Detail from cartoon below, showing Victorian industrial landscape 


Cartoons as a primary source

Allegorical cartoon of the significance of steam power
Allegory on the significance of steam power, c.1850
The Victorians were acutely aware of the power of the image to communicate complex ideas to audiences, and to influence their perceptions of the age in which they lived. The cartoon shown here, an allegory on the significance of steam power in the Victorian era, is a good example of a potent image of this type.

Historians, however, need to handle such sources with care. We need to ask who produced it, for what purpose, and whether it accurately represents contemporary realities.

The ingenuity of great men

Image of steaming kettle
Detail from 'steam' cartoon
The drawing is an excellent representation of the popular view that the Victorian age was the 'age of steam' - brought about by the ingenuity of great men. As such it strengthens the contemporary belief that progress was dependent on adherence to individualist philosophies.

The heroes of the age were scientists, particularly engineers, whose achievements were popularised by authors such as Samuel Smiles, through best sellers like his Self-Help and his four-volume work, Lives of the Engineers.
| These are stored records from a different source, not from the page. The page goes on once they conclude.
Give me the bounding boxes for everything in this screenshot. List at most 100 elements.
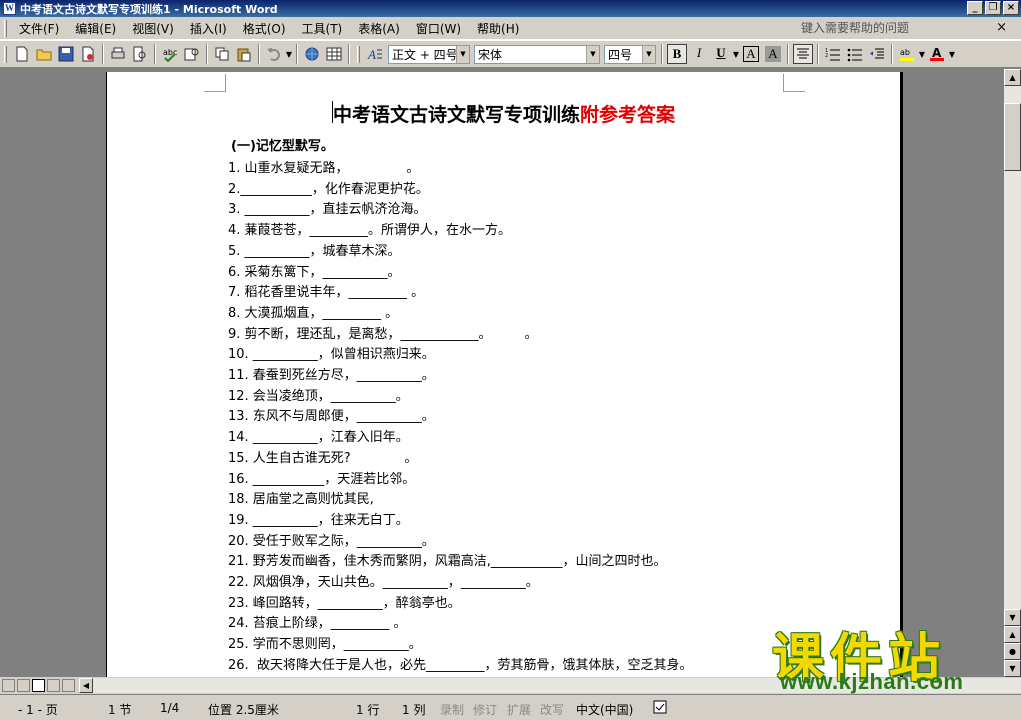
outline-view-button[interactable] xyxy=(47,679,60,692)
exercise-line[interactable]: 5. __________，城春草木深。 xyxy=(228,240,401,259)
exercise-line[interactable]: 16. ___________，天涯若比邻。 xyxy=(228,468,415,487)
menu-window[interactable]: 窗口(W) xyxy=(408,20,469,37)
copy-icon[interactable] xyxy=(212,44,232,64)
section-heading[interactable]: (一)记忆型默写。 xyxy=(231,135,334,154)
help-question-input[interactable]: 键入需要帮助的问题 xyxy=(797,19,987,37)
paste-icon[interactable] xyxy=(234,44,254,64)
exercise-line[interactable]: 22. 风烟俱净，天山共色。__________，__________。 xyxy=(228,571,539,590)
font-select[interactable]: 宋体 ▼ xyxy=(474,44,600,64)
menu-format[interactable]: 格式(O) xyxy=(235,20,294,37)
document-title[interactable]: 中考语文古诗文默写专项训练附参考答案 xyxy=(333,100,675,127)
close-window-button[interactable]: × xyxy=(1003,1,1019,15)
research-icon[interactable] xyxy=(182,44,202,64)
browse-object-icon[interactable]: ● xyxy=(1004,643,1021,660)
minimize-button[interactable]: _ xyxy=(967,1,983,15)
underline-button[interactable]: U xyxy=(711,44,731,64)
undo-dropdown-icon[interactable]: ▼ xyxy=(285,50,293,59)
font-size-dropdown-icon[interactable]: ▼ xyxy=(642,45,655,63)
document-page[interactable]: 中考语文古诗文默写专项训练附参考答案 (一)记忆型默写。 1. 山重水复疑无路，… xyxy=(106,72,903,677)
menu-table[interactable]: 表格(A) xyxy=(350,20,408,37)
font-color-dropdown-icon[interactable]: ▼ xyxy=(948,50,956,59)
character-border-button[interactable]: A xyxy=(743,46,759,62)
exercise-line[interactable]: 24. 苔痕上阶绿，_________ 。 xyxy=(228,612,406,631)
status-record[interactable]: 录制 xyxy=(440,701,464,718)
exercise-line[interactable]: 9. 剪不断，理还乱，是离愁，____________。 。 xyxy=(228,323,538,342)
reading-layout-view-button[interactable] xyxy=(62,679,75,692)
font-color-icon[interactable]: A xyxy=(927,44,947,64)
exercise-line[interactable]: 7. 稻花香里说丰年，_________ 。 xyxy=(228,281,424,300)
hyperlink-icon[interactable] xyxy=(302,44,322,64)
scroll-up-icon[interactable]: ▲ xyxy=(1004,69,1021,86)
scroll-down-icon[interactable]: ▼ xyxy=(1004,609,1021,626)
highlight-icon[interactable]: ab xyxy=(897,44,917,64)
bullets-icon[interactable] xyxy=(845,44,865,64)
menu-insert[interactable]: 插入(I) xyxy=(182,20,235,37)
spelling-status-icon[interactable] xyxy=(652,699,668,718)
open-folder-icon[interactable] xyxy=(34,44,54,64)
status-extend[interactable]: 扩展 xyxy=(507,701,531,718)
toolbar-grip[interactable] xyxy=(4,45,7,63)
italic-button[interactable]: I xyxy=(689,44,709,64)
styles-formatting-icon[interactable]: A xyxy=(365,44,385,64)
numbering-icon[interactable]: 12 xyxy=(823,44,843,64)
exercise-line[interactable]: 14. __________，江春入旧年。 xyxy=(228,426,409,445)
word-app-icon[interactable]: W xyxy=(3,2,16,15)
previous-page-icon[interactable]: ▲ xyxy=(1004,626,1021,643)
exercise-line[interactable]: 3. __________，直挂云帆济沧海。 xyxy=(228,198,427,217)
font-size-select[interactable]: 四号 ▼ xyxy=(604,44,656,64)
exercise-line[interactable]: 1. 山重水复疑无路， 。 xyxy=(228,157,419,176)
exercise-line[interactable]: 26. 故天将降大任于是人也，必先_________，劳其筋骨，饿其体肤，空乏其… xyxy=(228,654,692,673)
exercise-line[interactable]: 8. 大漠孤烟直，_________ 。 xyxy=(228,302,398,321)
font-dropdown-icon[interactable]: ▼ xyxy=(586,45,599,63)
next-page-icon[interactable]: ▼ xyxy=(1004,660,1021,677)
undo-icon[interactable] xyxy=(264,44,284,64)
underline-dropdown-icon[interactable]: ▼ xyxy=(732,50,740,59)
print-icon[interactable] xyxy=(108,44,128,64)
exercise-line[interactable]: 11. 春蚕到死丝方尽，__________。 xyxy=(228,364,435,383)
exercise-line[interactable]: 23. 峰回路转，__________，醉翁亭也。 xyxy=(228,592,461,611)
exercise-line[interactable]: 15. 人生自古谁无死? 。 xyxy=(228,447,417,466)
toolbar-grip[interactable] xyxy=(357,45,360,63)
exercise-line[interactable]: 25. 学而不思则罔，__________。 xyxy=(228,633,422,652)
status-track-changes[interactable]: 修订 xyxy=(473,701,497,718)
menu-edit[interactable]: 编辑(E) xyxy=(67,20,124,37)
status-overtype[interactable]: 改写 xyxy=(540,701,564,718)
exercise-line[interactable]: 10. __________，似曾相识燕归来。 xyxy=(228,343,435,362)
exercise-line[interactable]: 4. 蒹葭苍苍，_________。所谓伊人，在水一方。 xyxy=(228,219,511,238)
style-dropdown-icon[interactable]: ▼ xyxy=(456,45,469,63)
exercise-line[interactable]: 20. 受任于败军之际，__________。 xyxy=(228,530,435,549)
web-layout-view-button[interactable] xyxy=(17,679,30,692)
menu-tools[interactable]: 工具(T) xyxy=(294,20,351,37)
restore-button[interactable]: ❐ xyxy=(985,1,1001,15)
exercise-line[interactable]: 2.___________，化作春泥更护花。 xyxy=(228,178,429,197)
menu-help[interactable]: 帮助(H) xyxy=(469,20,527,37)
scroll-left-icon[interactable]: ◀ xyxy=(79,678,93,693)
permission-icon[interactable] xyxy=(78,44,98,64)
align-center-button[interactable] xyxy=(793,44,813,64)
menu-grip[interactable] xyxy=(4,19,7,37)
exercise-line[interactable]: 12. 会当凌绝顶，__________。 xyxy=(228,385,409,404)
menu-view[interactable]: 视图(V) xyxy=(124,20,182,37)
exercise-line[interactable]: 6. 采菊东篱下，__________。 xyxy=(228,261,401,280)
close-document-icon[interactable]: × xyxy=(996,20,1007,35)
tables-borders-icon[interactable] xyxy=(324,44,344,64)
style-select[interactable]: 正文 + 四号 ▼ xyxy=(388,44,470,64)
scroll-thumb[interactable] xyxy=(1004,103,1021,171)
document-area[interactable]: 中考语文古诗文默写专项训练附参考答案 (一)记忆型默写。 1. 山重水复疑无路，… xyxy=(0,69,1004,677)
spelling-icon[interactable]: abc xyxy=(160,44,180,64)
print-preview-icon[interactable] xyxy=(130,44,150,64)
save-icon[interactable] xyxy=(56,44,76,64)
exercise-line[interactable]: 13. 东风不与周郎便，__________。 xyxy=(228,405,435,424)
bold-button[interactable]: B xyxy=(667,44,687,64)
new-document-icon[interactable] xyxy=(12,44,32,64)
normal-view-button[interactable] xyxy=(2,679,15,692)
highlight-dropdown-icon[interactable]: ▼ xyxy=(918,50,926,59)
decrease-indent-icon[interactable] xyxy=(867,44,887,64)
exercise-line[interactable]: 21. 野芳发而幽香，佳木秀而繁阴，风霜高洁,___________，山间之四时… xyxy=(228,550,666,569)
exercise-line[interactable]: 18. 居庙堂之高则忧其民, xyxy=(228,488,374,507)
print-layout-view-button[interactable] xyxy=(32,679,45,692)
exercise-line[interactable]: 19. __________，往来无白丁。 xyxy=(228,509,409,528)
vertical-scrollbar[interactable]: ▲ ▼ ▲ ● ▼ xyxy=(1004,69,1021,677)
menu-file[interactable]: 文件(F) xyxy=(11,20,67,37)
character-shading-button[interactable]: A xyxy=(765,46,781,62)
Technological progress and mechanical inventions were the result of inspired intuitive leaps, made by heroic figures who were essentially practical men, capable of seeing potential industrial applications in everyday occurrences.

Image of a steam engine
Detail of a steam engine design, in a frame at foot of cartoon
The steam escaping from a boiling kettle is said to have inspired James Watt to adapt existing steam engines. The cartoon was perhaps inspired by the knowledge that Watt was also capable of envisioning the role of steam in promoting industrial civilisation.

A note of caution

Image of a steam train
Victorian steam train
The image, however, needs to be looked at with a questioning mind. In reality, Watt's invention was the result of painstaking adaptation by a series of different men - there were many others who were equally important in improving the efficiency of his invention.

The cartoon's vision of industrial society also gives prominence to certain features - notably the factory and railway - at the expense of other more ubiquitous characteristics. For example, until the final quarter of the century, steam was primarily used to power textile machinery and pumping equipment for mines; most other goods were still manufactured in relatively small workshops.

Despite the spread of the railways, the number of horses used for transport also continued to increase into the 20th century. And, although the vision clearly acknowledges the fact of smoke pollution, it fails to make it clear that, in reality, emissions were not painlessly dispersed in the higher atmosphere.

Thus, although the cartoon is useful in showing us how a popular view of the 'age of steam' might have been formed, it doesn't in any way give us factual infomation - as in many original sources, poetic licence rules here, a reality that historians need always to bear in mind.